Abstract: We are living in the era of the Big Data. Sky surveys like OGLE, MACHO, ASAS produce huge amount of the photometric data of the more the hundred million of the stars. It also means, that we need to change the way how to analyse such big amount of data and gather the most information. A global space astrometry mission, Gaia will make the largest, most precise three-dimensional map of our Galaxy by surveying more than a thousand million stars. Moreover, The Gaia Data Processing and Analysis Consortium (DPAC) process the raw data to be published in the largest stellar catalogue ever made. As the members of the DPAC consortium we are participate on this amazing space mission. In the CU7 unit our goal was to develop methods for detection and classification of the photometric variability of the Be stars. This is the very challenging task, due to the complexity of the Be stars variability (various type of variability ranging from short-term to long-term type variability) and amounts of the analyzed data (at the end of the mission we will have 1.5 billion stars observed by the GAIA). We developed an automatic, robust and very fast method for classification and statistical analysis of the light curves of Be stars suitable for the GAIA data processing using novel approach. Namely for classification of the light curves and detection of important irregular events like outburst we use symbolic aggregate approximation alias words representation of light curve. Result of the classification can be helpful for finding connections between dynamics of the Be star discs and their long term photometric variability, detect new type of the variability and their physical mechanism and for finding new candidates of the Be stars which exhibits photometric outbursts. Our developed code is the part of the whole package VariAlgol for photometric analysis of the GAIA data.
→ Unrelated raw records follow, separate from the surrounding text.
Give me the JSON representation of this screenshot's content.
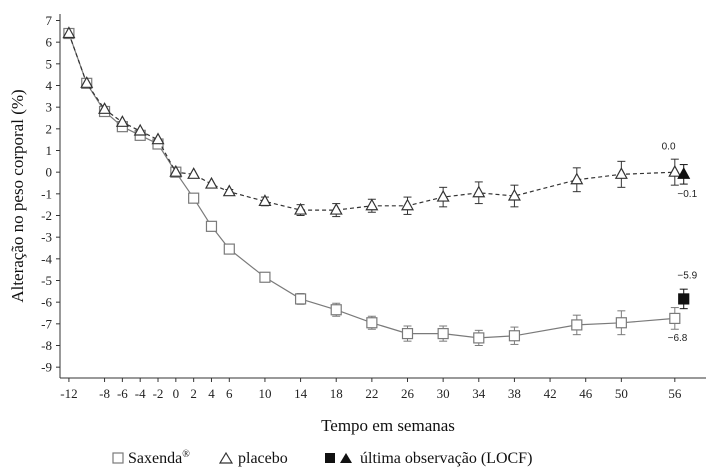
{
  "chart_data": {
    "type": "line",
    "xlabel": "Tempo em semanas",
    "ylabel": "Alteração no peso corporal (%)",
    "xlim": [
      -13,
      59.5
    ],
    "ylim": [
      -9.5,
      7.3
    ],
    "x_ticks": [
      -12,
      -8,
      -6,
      -4,
      -2,
      0,
      2,
      4,
      6,
      10,
      14,
      18,
      22,
      26,
      30,
      34,
      38,
      42,
      46,
      50,
      56
    ],
    "y_ticks": [
      7,
      6,
      5,
      4,
      3,
      2,
      1,
      0,
      -1,
      -2,
      -3,
      -4,
      -5,
      -6,
      -7,
      -8,
      -9
    ],
    "grid": false,
    "legend_position": "bottom",
    "series": [
      {
        "name": "Saxenda",
        "marker": "open-square",
        "line_style": "solid",
        "color": "#7a7a7a",
        "points": [
          {
            "x": -12,
            "y": 6.4,
            "err": 0
          },
          {
            "x": -10,
            "y": 4.1,
            "err": 0
          },
          {
            "x": -8,
            "y": 2.8,
            "err": 0
          },
          {
            "x": -6,
            "y": 2.1,
            "err": 0
          },
          {
            "x": -4,
            "y": 1.7,
            "err": 0
          },
          {
            "x": -2,
            "y": 1.3,
            "err": 0
          },
          {
            "x": 0,
            "y": 0.0,
            "err": 0
          },
          {
            "x": 2,
            "y": -1.2,
            "err": 0
          },
          {
            "x": 4,
            "y": -2.5,
            "err": 0
          },
          {
            "x": 6,
            "y": -3.55,
            "err": 0.1
          },
          {
            "x": 10,
            "y": -4.85,
            "err": 0.15
          },
          {
            "x": 14,
            "y": -5.85,
            "err": 0.25
          },
          {
            "x": 18,
            "y": -6.35,
            "err": 0.3
          },
          {
            "x": 22,
            "y": -6.95,
            "err": 0.3
          },
          {
            "x": 26,
            "y": -7.45,
            "err": 0.35
          },
          {
            "x": 30,
            "y": -7.45,
            "err": 0.35
          },
          {
            "x": 34,
            "y": -7.65,
            "err": 0.35
          },
          {
            "x": 38,
            "y": -7.55,
            "err": 0.4
          },
          {
            "x": 45,
            "y": -7.05,
            "err": 0.45
          },
          {
            "x": 50,
            "y": -6.95,
            "err": 0.55
          },
          {
            "x": 56,
            "y": -6.75,
            "err": 0.5
          }
        ]
      },
      {
        "name": "placebo",
        "marker": "open-triangle",
        "line_style": "dashed",
        "color": "#333333",
        "points": [
          {
            "x": -12,
            "y": 6.4,
            "err": 0
          },
          {
            "x": -10,
            "y": 4.1,
            "err": 0
          },
          {
            "x": -8,
            "y": 2.9,
            "err": 0
          },
          {
            "x": -6,
            "y": 2.3,
            "err": 0
          },
          {
            "x": -4,
            "y": 1.9,
            "err": 0
          },
          {
            "x": -2,
            "y": 1.5,
            "err": 0
          },
          {
            "x": 0,
            "y": 0.0,
            "err": 0
          },
          {
            "x": 2,
            "y": -0.1,
            "err": 0
          },
          {
            "x": 4,
            "y": -0.55,
            "err": 0
          },
          {
            "x": 6,
            "y": -0.9,
            "err": 0.1
          },
          {
            "x": 10,
            "y": -1.35,
            "err": 0.2
          },
          {
            "x": 14,
            "y": -1.75,
            "err": 0.25
          },
          {
            "x": 18,
            "y": -1.75,
            "err": 0.3
          },
          {
            "x": 22,
            "y": -1.55,
            "err": 0.3
          },
          {
            "x": 26,
            "y": -1.55,
            "err": 0.4
          },
          {
            "x": 30,
            "y": -1.15,
            "err": 0.45
          },
          {
            "x": 34,
            "y": -0.95,
            "err": 0.5
          },
          {
            "x": 38,
            "y": -1.1,
            "err": 0.5
          },
          {
            "x": 45,
            "y": -0.35,
            "err": 0.55
          },
          {
            "x": 50,
            "y": -0.1,
            "err": 0.6
          },
          {
            "x": 56,
            "y": 0.0,
            "err": 0.6
          }
        ]
      }
    ],
    "locf": [
      {
        "name": "Saxenda LOCF",
        "x": 57,
        "y": -5.85,
        "err": 0.45,
        "marker": "filled-square"
      },
      {
        "name": "placebo LOCF",
        "x": 57,
        "y": -0.1,
        "err": 0.45,
        "marker": "filled-triangle"
      }
    ],
    "annotations": [
      {
        "text": "0.0",
        "x": 55.3,
        "y": 1.05
      },
      {
        "text": "−0.1",
        "x": 57.4,
        "y": -1.15
      },
      {
        "text": "−5.9",
        "x": 57.4,
        "y": -4.9
      },
      {
        "text": "−6.8",
        "x": 56.3,
        "y": -7.8
      }
    ],
    "legend": {
      "saxenda_label": "Saxenda",
      "saxenda_superscript": "®",
      "placebo_label": "placebo",
      "locf_label": "última observação (LOCF)"
    }
  }
}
Abstract: Parallel double-station video observations combined with spectroscopic video observations can be a good way to study millimeter-sized meteoroids. Almost two decades of video observations of meteors at the Ondřejov observatory give us broad database to study large quantities of meteoroids and their properties. We tried to combine spectral video observations and results of the modelling of the fragmentation of meteoroids. Along with complex information about meteoroid's trajectories and orbits, this can give us better understanding about internal structure of these millimeter-sized interplanetary bodies.